I don't have a solution, I'm simply saying we should expect that things CAN
improve instead of waving off all complaints. Sure, many of those complaints
we CAN'T fix without an alternative, and we do know that known alternatives
are generally worse, but there's a difference between "That is a legitimate
problem, but we don't know how to fix it yet" and "stop complaining because
there is no hope".

Why does it matter? Because if we aren't looking for change, we're unlikely to
find it. For example, here are few things we do know:

* first past the post voting is one of the worst options in a democracy, regardless of your desired outcome. Some systems are better if you want compromise candidates, some systems are better if you want the most supported candidates, some are better if you want to avoid terribly unpopular candidates, but FPTP is subpar across the board.

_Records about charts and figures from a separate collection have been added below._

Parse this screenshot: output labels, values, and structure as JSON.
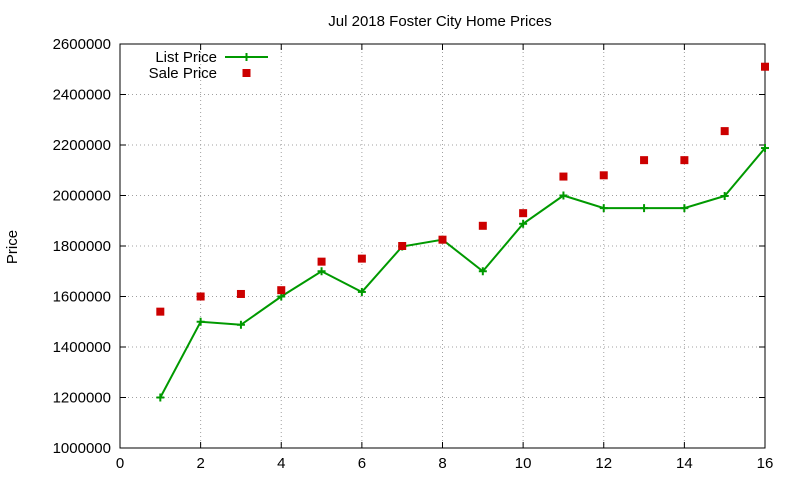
{
  "chart_data": {
    "type": "line",
    "title": "Jul 2018 Foster City Home Prices",
    "xlabel": "",
    "ylabel": "Price",
    "xlim": [
      0,
      16
    ],
    "ylim": [
      1000000,
      2600000
    ],
    "x_ticks": [
      0,
      2,
      4,
      6,
      8,
      10,
      12,
      14,
      16
    ],
    "y_ticks": [
      1000000,
      1200000,
      1400000,
      1600000,
      1800000,
      2000000,
      2200000,
      2400000,
      2600000
    ],
    "grid": true,
    "legend_position": "top-left",
    "series": [
      {
        "name": "List Price",
        "kind": "line-with-plus-markers",
        "color": "#009900",
        "x": [
          1,
          2,
          3,
          4,
          5,
          6,
          7,
          8,
          9,
          10,
          11,
          12,
          13,
          14,
          15,
          16
        ],
        "values": [
          1200000,
          1500000,
          1488000,
          1600000,
          1700000,
          1618000,
          1798000,
          1825000,
          1700000,
          1888000,
          2000000,
          1950000,
          1950000,
          1950000,
          1998000,
          2188000
        ]
      },
      {
        "name": "Sale Price",
        "kind": "square-markers",
        "color": "#cc0000",
        "x": [
          1,
          2,
          3,
          4,
          5,
          6,
          7,
          8,
          9,
          10,
          11,
          12,
          13,
          14,
          15,
          16
        ],
        "values": [
          1540000,
          1600000,
          1610000,
          1625000,
          1738000,
          1750000,
          1800000,
          1825000,
          1880000,
          1930000,
          2075000,
          2080000,
          2140000,
          2140000,
          2255000,
          2510000
        ]
      }
    ]
  }
}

* an American-style system can invite crisis where two sides (Prez and Congress) are opposed...and both sides are directly (ish) elected by the people, whereas a Parliament system does not.

* a representative democracy does not give decision power to people, but instead defines the boundaries within which the govt operates. Within those boundaries lots of unpopular decisions will be made, but so long as the boundaries are not violated, those decisions will still happen (and largely without consequence, though that's far harder to be decisive about).

We know these things because people have cared to notice, people have bothered
to consider "does it have to be this way?" Even if the answer for now is
"Unless we want things worse", that should be the answer _for now_, not the
final answer.